As soon as I was released and gained enough strength to venture out, I began eliminating even more food groups, including all dairy and legumes, following a plan that closely mimicked the Paleo diet. After seeing dramatic progress after just forty-eight hours, I committed to the diet wholeheartedly and dedicated my free time to creating delicious comfort foods that could be enjoyed on a restricted diet. I started to become aware of the many different diseases and ailments that this style of diet can alleviate and decided to share my story and recipes on my blog, Against All Grain, in an attempt to ensure that no one else would have to feel as alone or lost as I did. I began to gain a following of people suffering from a vast array of autoimmune diseases, autism spectrum disorders, diabetes, and so much more. Emails flooded in from people searching for hope and quality recipes that could make this diet sustainable long-term, which further fueled my desire to be a spokesperson for the movement. I never would have imagined, while lying in countless hospital beds, that everything I went through could be used to help bring hope to hundreds of thousands of people.

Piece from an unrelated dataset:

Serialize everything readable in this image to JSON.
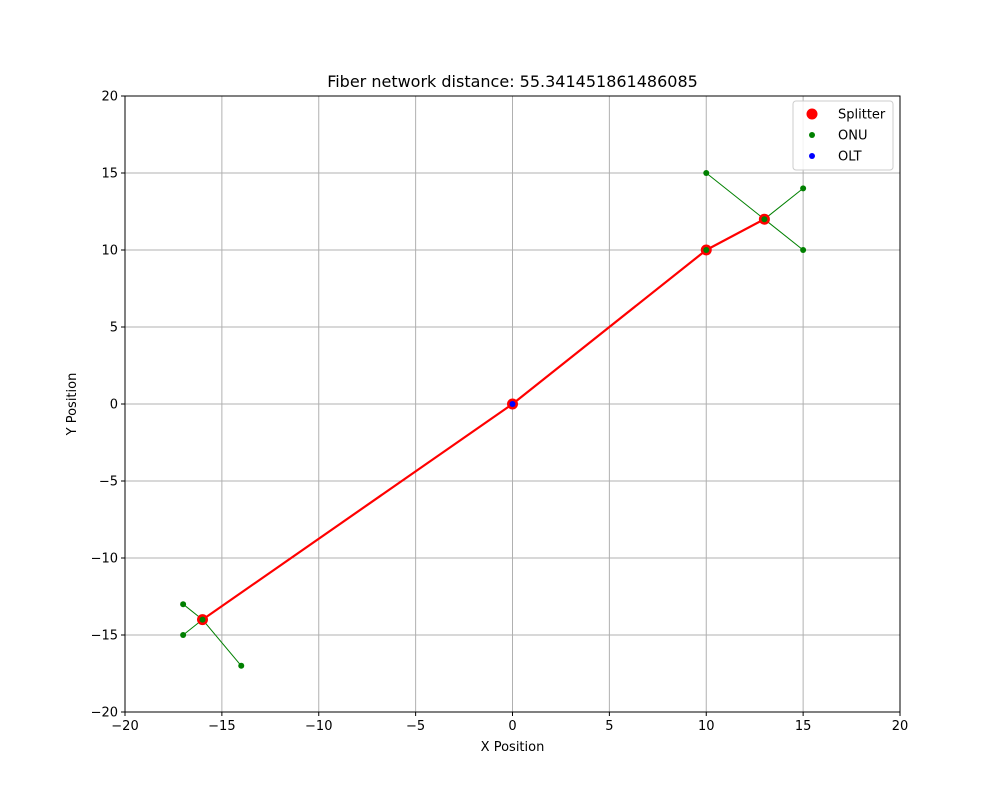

As unbearable as it was, Ryan and I both agree now that we would not change any of it for the world. To be useful in such an impactful way, and out of such misfortune, is one of the most rewarding experiences I will ever have. For an in-depth account of my health journey and the different stages I went through to find Paleo, see my first book, Against All Grain, and www.againstallgrain.com/my-journey THE NUMBER-ONE CONCERN I HEAR from people attempting to transition to a Paleo lifestyle is about the amount of time and preparation involved. Undeniably, a real-foods, grain-free diet takes more of an effort and is not as convenient as purchasing ready-made food items, canned goods, or frozen meals at the grocery store. This book was born out of a desire to alleviate those concerns and the pressure that so many families feel when they are cooking for a new diet. Learning which foods are acceptable and unacceptable is enough to consume someone completely in the beginning.